The keyboard lock is a little lock on the front of most computer cases, that when locked will allow no input from the keyboard. It's one of those little locks much like the kind found on vending machines; the round ones with the cylindrical keys that all look the same. They can be found on AT and previous cases, ATX cases no longer have the Keyboard lock, it died with the turbo button.

The lock is a normally open switch. When locked it closes a connection between two pins on the motherboard. It's easy enough to bypass; just pop off the case and unplug the switch.

In recent years the usefulness of the keyboard lock has diminished, due to operating systems that depend more on the mouse than the keyboard.
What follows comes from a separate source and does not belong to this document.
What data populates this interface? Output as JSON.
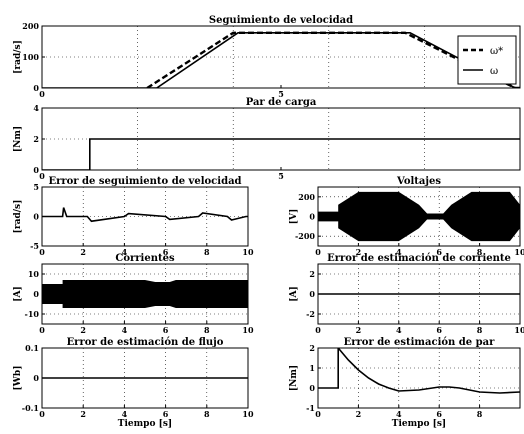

But in the days of command line interfaces, a keyboard lock was a rather useful security feature, provided nobody could get inside your case.

I recently discovered another type of keyboard lock. My keyboard started sticking, so I replaced it with an old keyboard from my derelict parts bin. It has a small plate in the upper left corner, marked with what I assume is the name of the manufacturer. After a little poking and prodding, I noticed that when enough pressure is applied to the very top edge of the plate, it pops right off. Just underneath is a small slide switch, that when switched upwards, locks the keyboard.

I find this secret alternative very useful. People who try to use my keyboard think it's locked through conventional methods. But unplugging the switch from the motherboard will do them no good.